# 1956 AWESOME edition of the Hobbit



## DurinLongBeard (Apr 5, 2003)

So I'm searching ebay for a really old version of Hobbit and I happen to find these sweet editions from 1950's. Must see it to believe it. I think some of the die-hard Hobbit enthusiasts will like this find. But- Unfortunetly I could not find an actual "first edition" copy of it but these are still pretty cool I think.

1956 Hobbit Green leather bound 

1958 Hobbit- More Interesting then other one


----------



## Idril (Apr 6, 2003)

That's funny cause I was looking at them on the UK ebay just a couple days ago


----------



## BlackCaptain (Apr 6, 2003)

My cousin has a newer version of that second one. It was pretty sweet.


----------



## FrankSinatra (Apr 6, 2003)

*Well*

There used to be a 50's copy in our school library.

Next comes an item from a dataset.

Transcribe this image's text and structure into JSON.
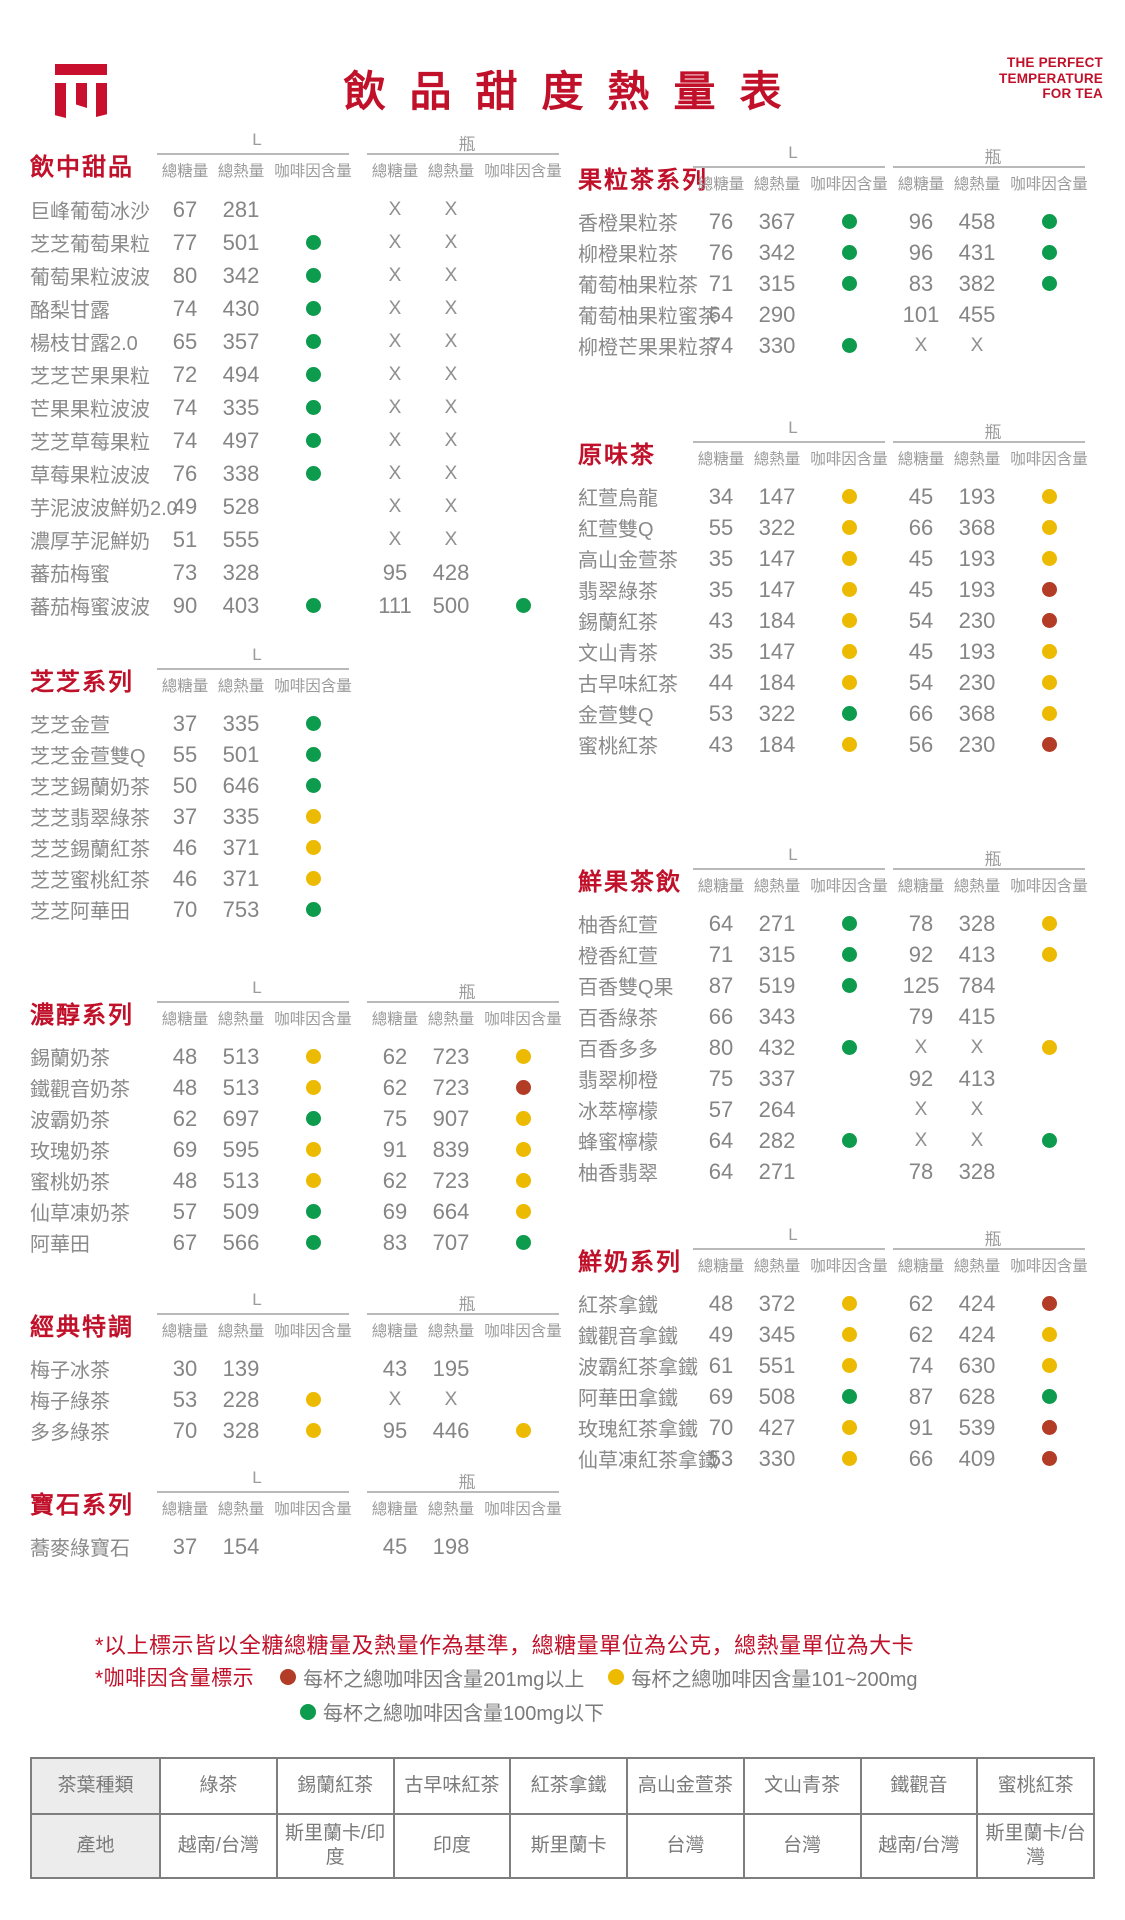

I often plundered it, (security was not good) wish i had taken it home before i left school now.


----------



## LadyGaladriel (Apr 13, 2003)

how much would I have to pay to buy a first edition signed tolkien collection (ie all the books) Ive often wondered that.


----------



## FoolOfATook (Apr 14, 2003)

> how much would I have to pay to buy a first edition signed tolkien collection (ie all the books) Ive often wondered that.



A signed set of first editions of _The Hobbit_ and all 3 LOTR books would easily go in the high 5 figure range, if it didn't hit six figures. Easily.


----------